O levantamento junto ao serviço de registro de óbitos das mortes recentemente ocorridas pela doença, sua proximidade geográfica com a bomba de água de Broad Street, as entrevistas com os parentes dos casos sobre o consumo de água nela obtida, a existência de mortes em pessoas que, mesmo vivendo afastadas da bomba, consumiam habitualmente sua água, bem como a ausência de casos entre trabalhadores de uma cervejaria localizada próximo à bomba- cujo proprietário, embora fornecesse aguardente a esses trabalhadores, dispunha no entanto de poço próprio de abastecimento de água no interior da cervejaria-, deram a Snow um substancial conjunto de evidências a respeito da natureza daquele surto localizado. Mais do que isso, ele desenvolve e implementa nessa análise uma gama de conceitos que constituem ainda hoje as ferramentas cotidianas do epidemiologista, tais como a padronização de procedimentos, a distribuição temporal e espacial de casos, a noção de fonte de exposição, período de incubação e o método da diferença na explicação causal de uma associação, entre outros.
Deixa Snow assim, com sua obra, um riquíssimo legado quanto à construção de um objeto de estudo e, particularmente, quanto aos passos necessários para a formulação consistente de uma hipótese, num processo baseado essencialmente em evidências obtidas a partir de distintas fontes de informação e não a partir de concepções preexistentes. Dessa maneira, anteriormente às descobertas da microbiologia e respaldado por seu trabalho intelectual e de campo, ele afirmava: “não conheço um só exemplo em que ele [o cólera] se tenha proliferado por toda uma cidade ou bairro, por todas as classes de uma comunidade, e que a água potável não tenha sido o meio de transmissão”.

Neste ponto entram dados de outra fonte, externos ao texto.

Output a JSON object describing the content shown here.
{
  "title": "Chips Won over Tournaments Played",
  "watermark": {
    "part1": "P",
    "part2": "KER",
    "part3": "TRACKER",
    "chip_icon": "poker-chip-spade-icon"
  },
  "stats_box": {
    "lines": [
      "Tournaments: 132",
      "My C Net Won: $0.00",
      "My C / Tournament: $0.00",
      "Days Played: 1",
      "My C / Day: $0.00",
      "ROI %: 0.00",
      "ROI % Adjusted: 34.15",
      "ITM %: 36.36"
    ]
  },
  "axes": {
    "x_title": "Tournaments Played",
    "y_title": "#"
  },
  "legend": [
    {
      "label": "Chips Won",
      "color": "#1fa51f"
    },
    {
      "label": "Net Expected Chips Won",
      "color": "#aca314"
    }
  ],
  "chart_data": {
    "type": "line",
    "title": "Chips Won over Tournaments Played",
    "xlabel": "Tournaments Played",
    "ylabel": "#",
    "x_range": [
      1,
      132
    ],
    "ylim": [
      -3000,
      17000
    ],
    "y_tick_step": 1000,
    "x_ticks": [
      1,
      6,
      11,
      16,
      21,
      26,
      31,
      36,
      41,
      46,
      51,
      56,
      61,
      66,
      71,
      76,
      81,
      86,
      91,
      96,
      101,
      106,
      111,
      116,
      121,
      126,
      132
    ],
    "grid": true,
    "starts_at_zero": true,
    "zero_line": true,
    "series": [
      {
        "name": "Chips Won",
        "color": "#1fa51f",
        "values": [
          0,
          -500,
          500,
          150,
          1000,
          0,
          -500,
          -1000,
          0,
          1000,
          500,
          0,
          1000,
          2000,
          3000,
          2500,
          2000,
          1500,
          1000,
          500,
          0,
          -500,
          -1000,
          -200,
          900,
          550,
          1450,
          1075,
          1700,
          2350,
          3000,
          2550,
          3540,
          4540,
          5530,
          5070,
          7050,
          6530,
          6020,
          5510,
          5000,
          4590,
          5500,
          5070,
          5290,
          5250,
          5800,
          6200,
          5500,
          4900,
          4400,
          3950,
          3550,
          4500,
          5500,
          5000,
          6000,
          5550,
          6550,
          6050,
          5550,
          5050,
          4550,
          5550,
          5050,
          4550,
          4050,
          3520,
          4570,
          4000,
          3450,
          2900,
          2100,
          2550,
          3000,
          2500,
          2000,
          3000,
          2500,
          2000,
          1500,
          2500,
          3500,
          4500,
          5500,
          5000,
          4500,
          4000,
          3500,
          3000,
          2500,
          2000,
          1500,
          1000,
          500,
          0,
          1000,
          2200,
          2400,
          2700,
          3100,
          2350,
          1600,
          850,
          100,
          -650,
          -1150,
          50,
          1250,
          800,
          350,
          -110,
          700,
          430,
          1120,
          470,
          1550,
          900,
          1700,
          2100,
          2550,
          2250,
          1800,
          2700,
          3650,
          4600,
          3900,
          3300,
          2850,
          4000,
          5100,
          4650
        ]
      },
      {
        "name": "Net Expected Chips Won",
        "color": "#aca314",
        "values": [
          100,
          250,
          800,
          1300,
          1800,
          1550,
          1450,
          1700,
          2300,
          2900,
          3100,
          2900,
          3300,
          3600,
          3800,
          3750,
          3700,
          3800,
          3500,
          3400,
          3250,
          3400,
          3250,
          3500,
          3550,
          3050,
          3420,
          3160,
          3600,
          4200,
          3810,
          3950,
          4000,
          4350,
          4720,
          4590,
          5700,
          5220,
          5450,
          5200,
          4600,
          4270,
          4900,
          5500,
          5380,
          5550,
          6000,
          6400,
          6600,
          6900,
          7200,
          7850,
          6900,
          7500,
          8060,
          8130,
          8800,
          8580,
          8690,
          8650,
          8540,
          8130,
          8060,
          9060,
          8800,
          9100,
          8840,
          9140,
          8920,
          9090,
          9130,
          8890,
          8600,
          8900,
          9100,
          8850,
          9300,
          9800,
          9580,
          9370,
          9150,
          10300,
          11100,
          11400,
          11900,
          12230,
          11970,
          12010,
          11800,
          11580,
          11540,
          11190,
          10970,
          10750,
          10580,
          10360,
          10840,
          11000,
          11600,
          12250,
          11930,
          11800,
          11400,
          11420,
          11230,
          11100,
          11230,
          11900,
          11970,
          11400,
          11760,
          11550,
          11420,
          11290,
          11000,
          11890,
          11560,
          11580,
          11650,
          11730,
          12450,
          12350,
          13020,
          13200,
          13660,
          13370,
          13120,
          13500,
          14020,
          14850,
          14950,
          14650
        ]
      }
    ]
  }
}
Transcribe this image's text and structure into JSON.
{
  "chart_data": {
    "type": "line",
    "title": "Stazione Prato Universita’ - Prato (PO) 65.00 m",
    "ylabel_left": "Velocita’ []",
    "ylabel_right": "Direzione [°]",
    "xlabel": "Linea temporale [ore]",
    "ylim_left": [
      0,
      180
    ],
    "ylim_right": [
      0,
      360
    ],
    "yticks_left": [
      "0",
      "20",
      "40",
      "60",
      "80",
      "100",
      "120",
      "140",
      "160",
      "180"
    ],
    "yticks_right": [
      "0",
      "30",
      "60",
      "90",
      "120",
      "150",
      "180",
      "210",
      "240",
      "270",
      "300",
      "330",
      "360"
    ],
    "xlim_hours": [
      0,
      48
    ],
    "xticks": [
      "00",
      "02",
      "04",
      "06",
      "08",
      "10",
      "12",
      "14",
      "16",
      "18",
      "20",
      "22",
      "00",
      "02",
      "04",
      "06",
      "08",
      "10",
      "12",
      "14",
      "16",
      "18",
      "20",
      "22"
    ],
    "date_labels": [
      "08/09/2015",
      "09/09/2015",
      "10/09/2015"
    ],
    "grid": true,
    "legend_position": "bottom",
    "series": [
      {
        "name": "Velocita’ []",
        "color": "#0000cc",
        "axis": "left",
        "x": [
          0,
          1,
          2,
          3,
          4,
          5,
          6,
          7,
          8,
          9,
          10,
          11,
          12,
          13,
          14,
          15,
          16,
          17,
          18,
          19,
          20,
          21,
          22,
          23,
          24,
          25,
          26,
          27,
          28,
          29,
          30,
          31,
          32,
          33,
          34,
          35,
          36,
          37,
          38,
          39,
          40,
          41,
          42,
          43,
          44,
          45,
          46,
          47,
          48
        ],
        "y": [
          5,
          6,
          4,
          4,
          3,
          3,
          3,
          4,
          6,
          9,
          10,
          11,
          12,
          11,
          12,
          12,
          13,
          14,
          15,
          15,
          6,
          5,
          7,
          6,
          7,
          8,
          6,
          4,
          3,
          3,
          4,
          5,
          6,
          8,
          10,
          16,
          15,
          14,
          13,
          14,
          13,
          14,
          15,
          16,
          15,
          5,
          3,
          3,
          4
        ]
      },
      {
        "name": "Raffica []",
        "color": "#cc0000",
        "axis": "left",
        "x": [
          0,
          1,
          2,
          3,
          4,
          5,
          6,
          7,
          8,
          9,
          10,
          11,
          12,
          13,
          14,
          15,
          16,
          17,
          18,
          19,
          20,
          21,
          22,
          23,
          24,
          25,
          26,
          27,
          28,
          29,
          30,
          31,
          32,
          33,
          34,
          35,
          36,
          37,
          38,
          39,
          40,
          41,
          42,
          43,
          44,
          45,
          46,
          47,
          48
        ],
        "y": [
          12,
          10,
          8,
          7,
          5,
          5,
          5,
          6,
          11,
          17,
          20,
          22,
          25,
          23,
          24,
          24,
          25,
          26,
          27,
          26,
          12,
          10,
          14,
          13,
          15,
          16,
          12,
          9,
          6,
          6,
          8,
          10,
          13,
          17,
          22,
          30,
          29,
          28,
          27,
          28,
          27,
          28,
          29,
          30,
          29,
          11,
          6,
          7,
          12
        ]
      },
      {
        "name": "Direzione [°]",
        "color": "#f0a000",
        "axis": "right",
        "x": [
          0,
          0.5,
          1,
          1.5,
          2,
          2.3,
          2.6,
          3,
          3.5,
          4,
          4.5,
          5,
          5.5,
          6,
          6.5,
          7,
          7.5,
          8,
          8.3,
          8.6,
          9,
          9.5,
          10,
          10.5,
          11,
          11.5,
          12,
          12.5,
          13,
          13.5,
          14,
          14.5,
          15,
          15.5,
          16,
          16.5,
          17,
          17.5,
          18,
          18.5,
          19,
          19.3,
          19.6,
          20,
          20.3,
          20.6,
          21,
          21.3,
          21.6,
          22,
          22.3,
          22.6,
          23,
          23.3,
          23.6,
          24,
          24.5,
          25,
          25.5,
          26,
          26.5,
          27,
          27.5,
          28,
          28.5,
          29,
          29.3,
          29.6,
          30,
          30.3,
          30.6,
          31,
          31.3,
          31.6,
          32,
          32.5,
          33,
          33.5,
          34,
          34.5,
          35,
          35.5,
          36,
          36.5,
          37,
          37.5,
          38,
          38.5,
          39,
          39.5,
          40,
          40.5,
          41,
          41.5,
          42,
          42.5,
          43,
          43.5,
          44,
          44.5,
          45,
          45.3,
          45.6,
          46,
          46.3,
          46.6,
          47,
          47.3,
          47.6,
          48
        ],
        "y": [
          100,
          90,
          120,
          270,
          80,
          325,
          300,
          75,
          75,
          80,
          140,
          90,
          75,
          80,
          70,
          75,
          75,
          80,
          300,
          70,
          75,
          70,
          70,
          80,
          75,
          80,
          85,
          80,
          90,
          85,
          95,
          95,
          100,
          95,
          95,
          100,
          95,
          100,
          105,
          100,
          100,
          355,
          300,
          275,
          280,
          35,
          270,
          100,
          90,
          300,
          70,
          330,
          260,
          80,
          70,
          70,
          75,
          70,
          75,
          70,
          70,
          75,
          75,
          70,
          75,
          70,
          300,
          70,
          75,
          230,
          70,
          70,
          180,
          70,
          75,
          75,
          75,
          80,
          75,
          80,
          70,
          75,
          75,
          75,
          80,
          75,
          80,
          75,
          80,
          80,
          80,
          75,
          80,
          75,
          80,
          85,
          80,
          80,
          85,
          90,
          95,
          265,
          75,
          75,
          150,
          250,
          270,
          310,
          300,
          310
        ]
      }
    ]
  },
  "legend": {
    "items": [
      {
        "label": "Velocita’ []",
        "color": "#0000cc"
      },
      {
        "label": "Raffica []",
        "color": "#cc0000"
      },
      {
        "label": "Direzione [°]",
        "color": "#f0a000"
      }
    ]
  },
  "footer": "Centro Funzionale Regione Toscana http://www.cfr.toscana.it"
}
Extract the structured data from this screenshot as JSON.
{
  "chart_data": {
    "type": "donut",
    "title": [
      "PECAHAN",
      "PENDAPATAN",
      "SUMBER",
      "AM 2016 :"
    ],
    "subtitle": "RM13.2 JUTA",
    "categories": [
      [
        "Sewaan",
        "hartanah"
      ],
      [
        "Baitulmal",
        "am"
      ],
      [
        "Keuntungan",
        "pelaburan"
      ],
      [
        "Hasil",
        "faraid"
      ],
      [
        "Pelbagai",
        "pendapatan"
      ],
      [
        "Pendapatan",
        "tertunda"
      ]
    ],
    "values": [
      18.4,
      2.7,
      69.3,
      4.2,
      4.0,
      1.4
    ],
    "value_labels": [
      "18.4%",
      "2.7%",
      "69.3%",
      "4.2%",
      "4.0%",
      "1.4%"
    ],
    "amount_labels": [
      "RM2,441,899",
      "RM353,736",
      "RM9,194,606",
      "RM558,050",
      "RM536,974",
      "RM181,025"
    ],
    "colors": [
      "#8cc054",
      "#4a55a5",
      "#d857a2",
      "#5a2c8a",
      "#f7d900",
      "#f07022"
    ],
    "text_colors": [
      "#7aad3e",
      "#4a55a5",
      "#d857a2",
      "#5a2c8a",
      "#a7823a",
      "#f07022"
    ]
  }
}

Sua criatividade será contudo definitivamente consagrada ao analisar comparativamente a ocorrência de casos de cólera entre 1849 e 1854 segundo suas fontes de abastecimento de água. Este era realizado através de companhias privadas com redes próprias de fornecimento, sendo que duas das principais, as companhias Southwark-Vauxhall e Lambeth, abasteciam seus reservatórios a partir das águas do Tâmisa, poluídas pela rede de esgotos, redistribuindo-as posteriormente pelos prédios da cidade. Devido à intensa concorrência entre ambas, suas redes de distribuição mesclavam-se num emaranhado de ramificações decorrente da escolha dos proprietários dos prédios, os quais pagavam pela sua ligação a uma das companhias de água, e não obedeciam portanto a uma lógica geográfica de distribuição.